Moreland v. Kenosha Auto Transport

Clarke, Justice.

Kenosha Auto Transport Corp. brought an action for declaratory and injunctive relief against Thomas D. Moreland as Commissioner of the Department of Transportation (DOT) seeking to prevent More-land’s enforcement of the vehicle length limitations of OCGA § 32-6-24 (a) (2) against Kenosha vehicles operated on Georgia highways. Kenosha operates “low-boy” trailers to haul vans, trucks, or truck tractors. These low-boy trailers, unlike double-decked caged trailers, accommodate only one tier of vehicles.

OCGA § 32-6-24 (a) (2) provides that no vehicle or combination of vehicles and load shall exceed a length of 60 feet. “Vehicles transporting motor vehicles (commonly known as automobile carriers)” are exempted from OCGA § 32-6-24 (a) (2) by § 32-6-24 (b) (3), which provides that vehicles transporting motor vehicles shall not carry a load exceeding 65 feet in length and also exempts the trailer from the 45-foot length limits of § 32-6-24 (a) (2). There is no question that double-decked caged carriers are within the exception. The question is whether low-boy trailers are “vehicles transporting motor vehicles.” Moreland contends that they are not because of the parenthetical phrase “commonly known as automobile carriers.”

The trial court granted declaratory and injunctive relief to Keno-sha, ruling that low-boy trailers were included within the exception of § 32-6-24 (b) (3) and ruling that under federal regulations 23 CFR § 658.13 (d) low-boy trailers, trucks, vans or truck tractors are automobile transporters. Under this federal regulation no state may impose an overall length limit of less than 65 feet on automobile transporters.

Construction of both the Georgia statute and the federal regulation depend upon a definition of the word “automobile.” Blacks Law Dictionary, Fourth Edition, gives several definitions for the word “automobile.” The popular and legal definition is given as “a vehicle for the transportation of people or property on terrestrial highways.” This definition bolsters the notion that even in the presence of the *250parenthetical language the legislature intended that the exception extend to a vehicle such as that operated by Kenosha. However, other definitions are “a vehicle designed mainly for the transportation of persons” and “a generic term, covering both trucks and passenger cars.” The variety of definitions given in one dictionary indicates that there is ambiguity in the term “automobile.” When the term “automobile” is combined with the term “carrier,” there is additional ambiguity so that it would be difficult to determine what is “commonly known” as an automobile carrier. The use of this phrase in a statute, the violation of which may be punished as a misdemeanor, causes the statute to be so vague as to be unenforceable. This vagueness is cured by disregarding the phrase “automobile carrier,” which has the effect of making the exception of OCGA § 32-6-24 (b) (3) clearly apply to all vehicles transporting motor vehicles. Such a construction is particularly appropriate in regard to a criminal statute which must be construed against the state. Knight u. State, 243 Ga. 770 (257 SE2d 182) (1979).

Decided November 27, 1985. Michael J. Bowers, Attorney General, Gary H. Brakefield, Assistant Attorney General, for appellant.

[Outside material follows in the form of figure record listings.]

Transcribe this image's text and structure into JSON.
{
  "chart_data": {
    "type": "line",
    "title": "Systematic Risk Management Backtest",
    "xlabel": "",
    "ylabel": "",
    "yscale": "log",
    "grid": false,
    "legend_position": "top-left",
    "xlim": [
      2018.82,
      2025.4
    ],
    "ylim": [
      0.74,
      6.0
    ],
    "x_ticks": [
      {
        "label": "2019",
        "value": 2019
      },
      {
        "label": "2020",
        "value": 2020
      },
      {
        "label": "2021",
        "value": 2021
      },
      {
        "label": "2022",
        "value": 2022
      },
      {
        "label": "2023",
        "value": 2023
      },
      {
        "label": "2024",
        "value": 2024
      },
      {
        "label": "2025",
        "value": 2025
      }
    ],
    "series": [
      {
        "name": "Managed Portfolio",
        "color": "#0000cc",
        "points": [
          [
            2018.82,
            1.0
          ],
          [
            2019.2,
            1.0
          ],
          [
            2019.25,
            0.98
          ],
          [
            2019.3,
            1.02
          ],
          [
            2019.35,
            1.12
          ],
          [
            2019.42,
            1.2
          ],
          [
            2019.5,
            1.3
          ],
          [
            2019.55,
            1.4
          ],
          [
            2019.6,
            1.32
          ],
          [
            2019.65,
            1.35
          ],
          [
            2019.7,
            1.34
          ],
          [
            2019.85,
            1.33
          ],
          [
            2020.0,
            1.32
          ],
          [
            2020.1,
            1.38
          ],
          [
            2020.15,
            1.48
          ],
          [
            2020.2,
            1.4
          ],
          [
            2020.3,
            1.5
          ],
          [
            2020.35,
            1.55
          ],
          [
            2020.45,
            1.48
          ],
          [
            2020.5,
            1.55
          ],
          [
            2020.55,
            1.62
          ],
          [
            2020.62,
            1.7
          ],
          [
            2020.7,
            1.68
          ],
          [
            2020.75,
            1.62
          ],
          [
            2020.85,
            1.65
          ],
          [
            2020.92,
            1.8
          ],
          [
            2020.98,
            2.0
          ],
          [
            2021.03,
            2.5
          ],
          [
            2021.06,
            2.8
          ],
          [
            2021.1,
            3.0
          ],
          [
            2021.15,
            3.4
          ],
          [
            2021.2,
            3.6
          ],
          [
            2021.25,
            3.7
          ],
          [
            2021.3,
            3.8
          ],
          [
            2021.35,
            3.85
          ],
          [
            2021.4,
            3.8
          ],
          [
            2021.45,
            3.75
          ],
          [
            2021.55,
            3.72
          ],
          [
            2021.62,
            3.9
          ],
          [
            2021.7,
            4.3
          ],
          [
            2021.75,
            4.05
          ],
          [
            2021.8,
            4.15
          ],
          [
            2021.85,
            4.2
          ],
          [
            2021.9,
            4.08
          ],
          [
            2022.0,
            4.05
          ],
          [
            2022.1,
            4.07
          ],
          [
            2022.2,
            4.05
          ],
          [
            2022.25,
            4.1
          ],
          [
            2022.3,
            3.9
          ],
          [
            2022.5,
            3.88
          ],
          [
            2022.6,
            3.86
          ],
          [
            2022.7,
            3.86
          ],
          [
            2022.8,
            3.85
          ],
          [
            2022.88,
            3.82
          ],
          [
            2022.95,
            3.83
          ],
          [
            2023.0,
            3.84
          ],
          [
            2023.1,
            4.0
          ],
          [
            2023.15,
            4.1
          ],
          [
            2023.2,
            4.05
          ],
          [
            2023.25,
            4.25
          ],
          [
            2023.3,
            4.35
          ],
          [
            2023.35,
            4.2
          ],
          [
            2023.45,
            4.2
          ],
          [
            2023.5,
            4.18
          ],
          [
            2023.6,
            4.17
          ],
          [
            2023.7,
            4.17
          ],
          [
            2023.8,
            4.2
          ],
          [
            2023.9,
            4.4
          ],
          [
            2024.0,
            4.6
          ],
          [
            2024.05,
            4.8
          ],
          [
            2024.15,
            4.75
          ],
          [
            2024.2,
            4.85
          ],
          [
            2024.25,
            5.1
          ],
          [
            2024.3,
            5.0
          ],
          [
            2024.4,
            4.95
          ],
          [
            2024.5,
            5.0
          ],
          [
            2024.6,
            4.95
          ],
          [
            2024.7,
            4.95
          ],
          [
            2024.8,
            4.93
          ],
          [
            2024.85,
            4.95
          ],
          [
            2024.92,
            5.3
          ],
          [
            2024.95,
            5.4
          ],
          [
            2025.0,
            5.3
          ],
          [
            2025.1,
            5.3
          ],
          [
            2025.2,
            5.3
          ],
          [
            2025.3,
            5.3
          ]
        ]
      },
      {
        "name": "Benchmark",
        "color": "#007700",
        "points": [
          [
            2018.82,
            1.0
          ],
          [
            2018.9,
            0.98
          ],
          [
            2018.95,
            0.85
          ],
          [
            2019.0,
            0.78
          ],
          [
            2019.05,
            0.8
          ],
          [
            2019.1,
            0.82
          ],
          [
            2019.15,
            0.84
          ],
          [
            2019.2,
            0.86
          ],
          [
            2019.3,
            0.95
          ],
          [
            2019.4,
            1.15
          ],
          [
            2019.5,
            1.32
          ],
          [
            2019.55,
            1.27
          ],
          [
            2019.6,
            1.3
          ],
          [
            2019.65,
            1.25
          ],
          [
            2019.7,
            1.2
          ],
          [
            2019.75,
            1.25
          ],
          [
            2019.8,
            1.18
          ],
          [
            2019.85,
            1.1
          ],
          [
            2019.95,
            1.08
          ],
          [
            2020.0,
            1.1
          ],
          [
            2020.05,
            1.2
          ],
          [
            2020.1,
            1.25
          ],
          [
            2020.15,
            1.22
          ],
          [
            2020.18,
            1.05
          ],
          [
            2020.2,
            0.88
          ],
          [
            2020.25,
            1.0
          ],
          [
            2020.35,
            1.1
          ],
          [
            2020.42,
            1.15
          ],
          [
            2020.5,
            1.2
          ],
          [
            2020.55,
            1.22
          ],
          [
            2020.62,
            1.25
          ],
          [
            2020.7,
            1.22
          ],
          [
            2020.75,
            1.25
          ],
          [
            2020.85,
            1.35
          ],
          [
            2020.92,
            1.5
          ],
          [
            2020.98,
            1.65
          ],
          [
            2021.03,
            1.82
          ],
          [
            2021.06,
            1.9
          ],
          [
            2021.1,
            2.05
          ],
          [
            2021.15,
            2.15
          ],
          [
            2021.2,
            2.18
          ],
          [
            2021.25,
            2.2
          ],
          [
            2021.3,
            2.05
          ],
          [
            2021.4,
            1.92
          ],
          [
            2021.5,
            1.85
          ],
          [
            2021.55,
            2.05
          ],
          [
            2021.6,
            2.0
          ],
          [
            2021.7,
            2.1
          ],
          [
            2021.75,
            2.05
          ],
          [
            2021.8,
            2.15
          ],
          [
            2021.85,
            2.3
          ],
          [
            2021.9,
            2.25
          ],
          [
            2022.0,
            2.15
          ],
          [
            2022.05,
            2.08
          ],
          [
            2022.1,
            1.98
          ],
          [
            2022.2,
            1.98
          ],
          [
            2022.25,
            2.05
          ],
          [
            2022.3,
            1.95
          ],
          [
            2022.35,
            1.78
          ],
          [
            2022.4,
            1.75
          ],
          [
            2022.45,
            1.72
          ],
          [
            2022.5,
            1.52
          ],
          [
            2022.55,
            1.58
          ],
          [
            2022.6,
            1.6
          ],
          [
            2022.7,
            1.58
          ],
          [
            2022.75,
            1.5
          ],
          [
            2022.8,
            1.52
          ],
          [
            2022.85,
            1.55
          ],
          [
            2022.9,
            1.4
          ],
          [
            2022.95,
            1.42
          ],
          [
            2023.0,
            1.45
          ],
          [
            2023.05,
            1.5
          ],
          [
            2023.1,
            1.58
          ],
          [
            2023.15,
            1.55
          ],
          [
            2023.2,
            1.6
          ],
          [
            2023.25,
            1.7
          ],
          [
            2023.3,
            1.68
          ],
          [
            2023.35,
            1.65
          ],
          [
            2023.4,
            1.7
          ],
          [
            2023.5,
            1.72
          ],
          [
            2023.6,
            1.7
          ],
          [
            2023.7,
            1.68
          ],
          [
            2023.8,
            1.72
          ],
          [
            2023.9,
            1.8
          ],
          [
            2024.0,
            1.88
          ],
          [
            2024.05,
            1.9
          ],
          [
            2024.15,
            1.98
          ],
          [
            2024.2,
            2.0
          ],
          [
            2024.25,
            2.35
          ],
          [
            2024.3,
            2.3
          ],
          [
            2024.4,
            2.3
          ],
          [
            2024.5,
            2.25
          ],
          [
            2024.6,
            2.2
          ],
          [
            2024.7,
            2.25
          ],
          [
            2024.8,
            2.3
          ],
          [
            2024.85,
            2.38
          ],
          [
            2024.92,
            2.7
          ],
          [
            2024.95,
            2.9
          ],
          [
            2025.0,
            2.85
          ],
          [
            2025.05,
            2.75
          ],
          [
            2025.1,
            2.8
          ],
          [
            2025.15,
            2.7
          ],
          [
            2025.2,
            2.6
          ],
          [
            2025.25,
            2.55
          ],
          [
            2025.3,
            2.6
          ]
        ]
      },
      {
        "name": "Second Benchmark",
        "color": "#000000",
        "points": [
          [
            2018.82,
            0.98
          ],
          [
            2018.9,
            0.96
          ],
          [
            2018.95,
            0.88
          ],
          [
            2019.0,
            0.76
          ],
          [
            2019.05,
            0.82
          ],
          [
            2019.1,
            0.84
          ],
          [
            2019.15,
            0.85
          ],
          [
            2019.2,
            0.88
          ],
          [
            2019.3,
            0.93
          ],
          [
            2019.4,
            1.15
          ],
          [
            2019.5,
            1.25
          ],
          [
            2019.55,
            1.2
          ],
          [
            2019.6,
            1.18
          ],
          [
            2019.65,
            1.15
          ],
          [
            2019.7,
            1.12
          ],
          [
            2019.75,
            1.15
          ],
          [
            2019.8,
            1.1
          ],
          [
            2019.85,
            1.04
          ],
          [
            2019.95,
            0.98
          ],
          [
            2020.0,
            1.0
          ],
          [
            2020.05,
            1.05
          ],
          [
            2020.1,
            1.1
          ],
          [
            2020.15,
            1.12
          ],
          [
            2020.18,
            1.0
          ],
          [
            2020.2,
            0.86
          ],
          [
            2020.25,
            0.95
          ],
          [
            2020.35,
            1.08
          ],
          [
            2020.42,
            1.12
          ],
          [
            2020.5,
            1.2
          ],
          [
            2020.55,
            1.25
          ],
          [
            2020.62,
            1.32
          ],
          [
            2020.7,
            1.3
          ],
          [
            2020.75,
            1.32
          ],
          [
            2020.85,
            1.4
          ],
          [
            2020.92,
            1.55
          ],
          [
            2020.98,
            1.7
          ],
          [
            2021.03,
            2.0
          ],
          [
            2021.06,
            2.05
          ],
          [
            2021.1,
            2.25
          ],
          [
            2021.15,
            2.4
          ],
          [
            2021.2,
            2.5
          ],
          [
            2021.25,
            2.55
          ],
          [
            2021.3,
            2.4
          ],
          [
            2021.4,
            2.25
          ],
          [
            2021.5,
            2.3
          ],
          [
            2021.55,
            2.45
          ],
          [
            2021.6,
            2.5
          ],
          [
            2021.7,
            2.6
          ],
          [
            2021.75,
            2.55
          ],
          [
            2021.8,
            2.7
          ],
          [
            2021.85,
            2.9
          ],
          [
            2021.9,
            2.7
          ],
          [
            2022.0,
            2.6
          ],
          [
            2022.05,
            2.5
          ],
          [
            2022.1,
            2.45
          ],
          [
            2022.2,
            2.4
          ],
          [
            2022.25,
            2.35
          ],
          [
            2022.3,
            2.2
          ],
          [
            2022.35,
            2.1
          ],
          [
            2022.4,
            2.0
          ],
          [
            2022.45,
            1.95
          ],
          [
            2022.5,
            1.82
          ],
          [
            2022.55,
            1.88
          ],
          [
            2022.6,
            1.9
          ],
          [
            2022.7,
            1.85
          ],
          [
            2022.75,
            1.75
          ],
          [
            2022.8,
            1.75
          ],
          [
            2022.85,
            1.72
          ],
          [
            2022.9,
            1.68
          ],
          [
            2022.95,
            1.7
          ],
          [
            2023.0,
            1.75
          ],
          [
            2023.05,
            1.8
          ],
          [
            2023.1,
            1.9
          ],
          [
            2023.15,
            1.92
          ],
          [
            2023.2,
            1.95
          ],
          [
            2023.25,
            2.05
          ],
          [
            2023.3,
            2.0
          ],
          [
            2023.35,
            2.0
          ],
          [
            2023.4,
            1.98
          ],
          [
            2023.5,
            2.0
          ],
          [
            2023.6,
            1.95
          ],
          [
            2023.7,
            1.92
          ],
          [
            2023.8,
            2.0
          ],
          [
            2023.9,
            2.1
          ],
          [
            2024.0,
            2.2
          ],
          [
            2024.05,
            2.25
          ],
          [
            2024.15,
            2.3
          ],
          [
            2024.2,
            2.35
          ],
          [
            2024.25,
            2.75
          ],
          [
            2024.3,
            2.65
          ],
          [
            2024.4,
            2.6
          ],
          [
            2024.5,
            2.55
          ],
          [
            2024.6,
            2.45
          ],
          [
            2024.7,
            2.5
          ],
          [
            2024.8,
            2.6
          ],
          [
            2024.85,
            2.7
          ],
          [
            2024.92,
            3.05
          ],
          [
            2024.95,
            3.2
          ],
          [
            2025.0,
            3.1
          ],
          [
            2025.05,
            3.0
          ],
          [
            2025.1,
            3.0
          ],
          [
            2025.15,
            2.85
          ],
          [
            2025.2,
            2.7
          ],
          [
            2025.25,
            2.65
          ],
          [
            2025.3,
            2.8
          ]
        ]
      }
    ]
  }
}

Moreland argues that inasmuch as the General Assembly in 1985 prior to the filing of this suit amended the statute in question to add an exception for flatbed van carriers from the 60-foot overall length limitation, Kenosha should be limited to the 63 feet allowed under this amendment if given any relief at all. Moreland argues that the addition of the exception for van carriers, OCGA § 32-6-24 (b) (5), shows that the General Assembly never intended for the exception of OCGA § 32-6-24 (b) (3) to apply to the low-boy carriers Kenosha operates. There are two difficulties with this argument. First, the fact that the trial court did not find the provision of OCGA § 32-6-24 (b) (5) applicable was not enumerated as error by Moreland on appeal. Secondly, it is unlikely that the intent of the General Assembly in using certain terminology in 1968, Ga. L. 1968, pp. 30, 32, is shown by the General Assembly’s amending the statute in 1985.

Since Kenosha’s vehicles are vehicles transporting motor vehicles, they are within the length limit exception created by OCGA § 32-6-24 (b) (3). We therefore affirm the trial court without reaching the question whether these vehicles are also “automobile transporters” under the terms of the federal regulation.

Judgment affirmed.

All the Justices concur. Dillard, Greer, Westmoreland & Wilson, W. Dan Greer, for appellee.